Der Bauernweg in Rähnitz, bis 1933 Dorf- bzw. Hauptstraße genannt, bildet den Kern des aus zwei Gemeindeteilen zusammengewachsenen Dorfes. Der ältere Teil zwischen Radeburger und Hellerstraße entstand um 1150 und wurde einst als “Klöppelgemeinde” bezeichnet, während der östliche Teil bis zum Vorerlenweg die “Bullengemeinde” bildete. Erst 1836 wurden beide Gemeindeteile vereinigt. 1933 erfolgte nach Reichspräsident Paul von Hindenburg die offizielle Benennung als Hindenburgstraße, 1945 die Rückbenennung in Dorfstraße. Um nach der Eingemeindung Verwechslungen mit der Hauptstraße in Klotzsche zu vermeiden, erfolgte wenig später die neue Namensgebung Bauernweg.

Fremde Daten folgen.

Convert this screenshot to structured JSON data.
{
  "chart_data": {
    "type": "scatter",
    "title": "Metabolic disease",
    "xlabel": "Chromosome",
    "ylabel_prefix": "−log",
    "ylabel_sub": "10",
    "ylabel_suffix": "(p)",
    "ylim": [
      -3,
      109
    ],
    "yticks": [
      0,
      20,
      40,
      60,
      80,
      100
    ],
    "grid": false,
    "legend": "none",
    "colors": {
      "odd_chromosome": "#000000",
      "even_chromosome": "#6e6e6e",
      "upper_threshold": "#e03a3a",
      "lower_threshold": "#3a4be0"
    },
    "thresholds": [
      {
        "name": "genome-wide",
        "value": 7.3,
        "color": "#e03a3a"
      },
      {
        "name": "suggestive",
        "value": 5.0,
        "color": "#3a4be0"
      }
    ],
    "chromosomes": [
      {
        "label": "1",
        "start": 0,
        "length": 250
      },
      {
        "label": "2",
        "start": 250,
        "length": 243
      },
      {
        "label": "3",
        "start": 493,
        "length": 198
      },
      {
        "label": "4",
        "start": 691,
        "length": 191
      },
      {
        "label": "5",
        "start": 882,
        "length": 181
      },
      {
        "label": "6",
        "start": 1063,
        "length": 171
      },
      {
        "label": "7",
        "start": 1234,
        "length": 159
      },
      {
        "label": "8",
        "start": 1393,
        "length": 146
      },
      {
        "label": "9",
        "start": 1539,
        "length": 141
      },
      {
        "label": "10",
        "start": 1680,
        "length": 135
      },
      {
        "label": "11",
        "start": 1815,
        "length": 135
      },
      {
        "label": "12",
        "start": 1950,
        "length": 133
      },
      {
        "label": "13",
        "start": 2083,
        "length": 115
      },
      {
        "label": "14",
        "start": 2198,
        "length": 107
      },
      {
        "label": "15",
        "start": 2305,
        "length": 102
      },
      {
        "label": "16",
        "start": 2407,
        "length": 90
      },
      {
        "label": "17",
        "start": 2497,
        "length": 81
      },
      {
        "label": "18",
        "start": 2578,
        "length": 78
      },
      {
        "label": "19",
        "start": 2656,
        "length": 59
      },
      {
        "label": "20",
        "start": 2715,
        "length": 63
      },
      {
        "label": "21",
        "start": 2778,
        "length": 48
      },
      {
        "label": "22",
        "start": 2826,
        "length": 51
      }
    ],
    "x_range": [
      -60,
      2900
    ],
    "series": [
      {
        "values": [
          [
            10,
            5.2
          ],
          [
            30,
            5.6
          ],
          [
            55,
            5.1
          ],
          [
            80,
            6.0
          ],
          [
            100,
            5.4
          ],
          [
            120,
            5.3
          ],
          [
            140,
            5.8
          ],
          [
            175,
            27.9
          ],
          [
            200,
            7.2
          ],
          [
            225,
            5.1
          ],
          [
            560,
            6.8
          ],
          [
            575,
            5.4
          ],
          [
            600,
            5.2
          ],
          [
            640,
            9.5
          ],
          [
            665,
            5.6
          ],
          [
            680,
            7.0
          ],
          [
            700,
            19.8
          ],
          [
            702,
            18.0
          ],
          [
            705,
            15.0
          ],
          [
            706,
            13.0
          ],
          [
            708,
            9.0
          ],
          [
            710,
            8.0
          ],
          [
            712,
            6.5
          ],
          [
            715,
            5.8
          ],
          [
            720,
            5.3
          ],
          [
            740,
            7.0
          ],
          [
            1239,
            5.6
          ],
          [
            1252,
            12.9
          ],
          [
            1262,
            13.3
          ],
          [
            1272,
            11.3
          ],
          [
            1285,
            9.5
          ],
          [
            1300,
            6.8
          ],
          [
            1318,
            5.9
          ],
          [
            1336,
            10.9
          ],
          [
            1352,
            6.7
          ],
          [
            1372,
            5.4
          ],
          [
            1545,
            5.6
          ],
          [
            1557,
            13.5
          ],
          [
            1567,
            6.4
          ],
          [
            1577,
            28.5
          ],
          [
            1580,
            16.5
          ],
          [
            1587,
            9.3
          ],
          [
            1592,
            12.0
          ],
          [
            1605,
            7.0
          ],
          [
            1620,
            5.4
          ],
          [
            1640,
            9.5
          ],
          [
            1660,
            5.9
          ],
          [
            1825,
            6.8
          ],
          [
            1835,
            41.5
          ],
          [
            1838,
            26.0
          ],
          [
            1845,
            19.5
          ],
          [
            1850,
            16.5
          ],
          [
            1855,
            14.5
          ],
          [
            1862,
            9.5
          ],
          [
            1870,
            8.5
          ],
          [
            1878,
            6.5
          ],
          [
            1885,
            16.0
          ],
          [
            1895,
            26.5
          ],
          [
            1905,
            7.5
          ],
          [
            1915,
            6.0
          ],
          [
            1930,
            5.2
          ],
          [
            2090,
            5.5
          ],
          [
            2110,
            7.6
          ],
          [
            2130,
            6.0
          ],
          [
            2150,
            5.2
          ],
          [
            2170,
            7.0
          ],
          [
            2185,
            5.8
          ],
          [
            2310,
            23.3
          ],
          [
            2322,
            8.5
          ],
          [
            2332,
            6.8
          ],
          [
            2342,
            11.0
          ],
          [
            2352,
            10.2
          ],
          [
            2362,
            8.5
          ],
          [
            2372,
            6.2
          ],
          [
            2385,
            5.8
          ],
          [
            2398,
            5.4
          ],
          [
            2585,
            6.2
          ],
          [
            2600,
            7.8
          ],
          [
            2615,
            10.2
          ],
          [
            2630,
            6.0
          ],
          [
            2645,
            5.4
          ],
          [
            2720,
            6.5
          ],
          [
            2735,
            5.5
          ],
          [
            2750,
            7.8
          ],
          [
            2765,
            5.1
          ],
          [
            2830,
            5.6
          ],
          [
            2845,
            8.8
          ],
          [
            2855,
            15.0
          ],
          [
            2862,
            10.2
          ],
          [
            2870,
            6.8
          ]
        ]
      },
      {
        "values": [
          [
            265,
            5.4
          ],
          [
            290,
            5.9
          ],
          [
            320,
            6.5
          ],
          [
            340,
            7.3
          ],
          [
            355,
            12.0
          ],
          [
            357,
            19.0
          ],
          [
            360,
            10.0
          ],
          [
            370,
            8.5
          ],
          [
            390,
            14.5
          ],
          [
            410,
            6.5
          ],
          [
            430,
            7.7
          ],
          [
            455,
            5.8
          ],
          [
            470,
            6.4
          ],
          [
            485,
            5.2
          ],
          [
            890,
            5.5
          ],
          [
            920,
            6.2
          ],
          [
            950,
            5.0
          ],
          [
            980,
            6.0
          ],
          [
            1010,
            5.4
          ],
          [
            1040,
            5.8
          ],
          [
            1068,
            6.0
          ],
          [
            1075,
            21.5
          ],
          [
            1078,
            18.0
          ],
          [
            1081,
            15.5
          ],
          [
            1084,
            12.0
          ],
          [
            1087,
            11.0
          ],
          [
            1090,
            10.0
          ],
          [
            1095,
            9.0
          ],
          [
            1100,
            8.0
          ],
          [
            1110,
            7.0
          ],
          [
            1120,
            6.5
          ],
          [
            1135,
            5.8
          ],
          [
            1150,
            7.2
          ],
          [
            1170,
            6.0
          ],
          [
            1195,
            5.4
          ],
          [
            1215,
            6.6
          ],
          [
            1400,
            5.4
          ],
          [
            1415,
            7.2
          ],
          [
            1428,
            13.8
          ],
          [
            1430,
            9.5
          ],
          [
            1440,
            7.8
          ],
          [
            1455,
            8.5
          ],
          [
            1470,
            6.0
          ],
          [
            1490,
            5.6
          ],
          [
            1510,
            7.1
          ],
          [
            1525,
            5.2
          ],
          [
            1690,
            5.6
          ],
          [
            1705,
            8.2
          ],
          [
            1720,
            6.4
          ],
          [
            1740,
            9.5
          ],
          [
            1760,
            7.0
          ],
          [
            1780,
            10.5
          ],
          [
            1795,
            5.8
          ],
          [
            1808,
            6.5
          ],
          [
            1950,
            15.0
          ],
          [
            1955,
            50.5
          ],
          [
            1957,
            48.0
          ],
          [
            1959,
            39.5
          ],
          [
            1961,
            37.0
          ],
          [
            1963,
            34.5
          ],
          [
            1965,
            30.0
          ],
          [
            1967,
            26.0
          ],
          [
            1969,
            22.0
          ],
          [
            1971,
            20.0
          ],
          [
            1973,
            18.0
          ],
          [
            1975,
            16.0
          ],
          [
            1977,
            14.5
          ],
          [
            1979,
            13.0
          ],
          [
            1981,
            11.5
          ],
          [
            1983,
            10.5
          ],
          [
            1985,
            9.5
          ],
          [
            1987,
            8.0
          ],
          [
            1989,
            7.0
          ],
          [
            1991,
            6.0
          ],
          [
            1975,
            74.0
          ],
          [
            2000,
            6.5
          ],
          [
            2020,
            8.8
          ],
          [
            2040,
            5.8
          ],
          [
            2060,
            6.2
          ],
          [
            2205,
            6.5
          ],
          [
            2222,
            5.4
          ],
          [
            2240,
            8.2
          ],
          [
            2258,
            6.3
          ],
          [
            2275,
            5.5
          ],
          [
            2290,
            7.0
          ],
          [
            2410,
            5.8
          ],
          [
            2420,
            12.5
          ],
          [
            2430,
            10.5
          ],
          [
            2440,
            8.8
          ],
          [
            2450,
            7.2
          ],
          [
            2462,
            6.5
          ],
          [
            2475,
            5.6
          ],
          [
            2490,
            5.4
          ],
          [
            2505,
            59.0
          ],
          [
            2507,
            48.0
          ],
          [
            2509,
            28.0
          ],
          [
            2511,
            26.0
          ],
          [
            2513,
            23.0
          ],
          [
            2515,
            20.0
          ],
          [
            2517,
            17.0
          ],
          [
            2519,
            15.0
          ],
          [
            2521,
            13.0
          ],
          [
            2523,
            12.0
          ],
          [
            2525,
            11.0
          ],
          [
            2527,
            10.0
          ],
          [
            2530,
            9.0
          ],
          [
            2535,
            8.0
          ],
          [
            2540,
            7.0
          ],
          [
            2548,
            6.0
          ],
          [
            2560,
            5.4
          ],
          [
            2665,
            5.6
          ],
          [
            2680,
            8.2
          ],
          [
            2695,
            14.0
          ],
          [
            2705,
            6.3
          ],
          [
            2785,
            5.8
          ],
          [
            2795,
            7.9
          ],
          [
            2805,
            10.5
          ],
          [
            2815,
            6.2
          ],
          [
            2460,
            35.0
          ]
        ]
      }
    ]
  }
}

Die meisten Gebäude entstanden nach 1813, lassen in ihrer Anordnung jedoch noch deutlich das frühere Dorfbild erkennen. Zwischen den Bauernhöfen Nr. 12 und 14 stand noch im 19. Jahrhundert eine alte Dorf- und Gerichtslinde, während in Höhe von Nr. 20 einst der Dorfteich lag. Der auch als “Schleicherpfütze” bezeichnete Teich wurde 1929 verfüllt, wodurch der Anger endgültig sein romantisches Aussehen verlor. Bereits 1889 war die enge Dorfstraße begradigt worden. Historisch interessant sind das zu den ältesten erhaltenen Häusern des Ortes gehörende Haus Bauernweg 14, ein 1913 in Erinnerung an die Kämpfe von 1813 aufgestellter Gedenkstein sowie eine Gedenktafel an der Scheune von Gut Nr. 23, die an die letzte auf Dresden abgeworfene Fliegerbombe vom 17. April 1945 erinnert. Das Foto zeigt die Dorfstraße um 1910.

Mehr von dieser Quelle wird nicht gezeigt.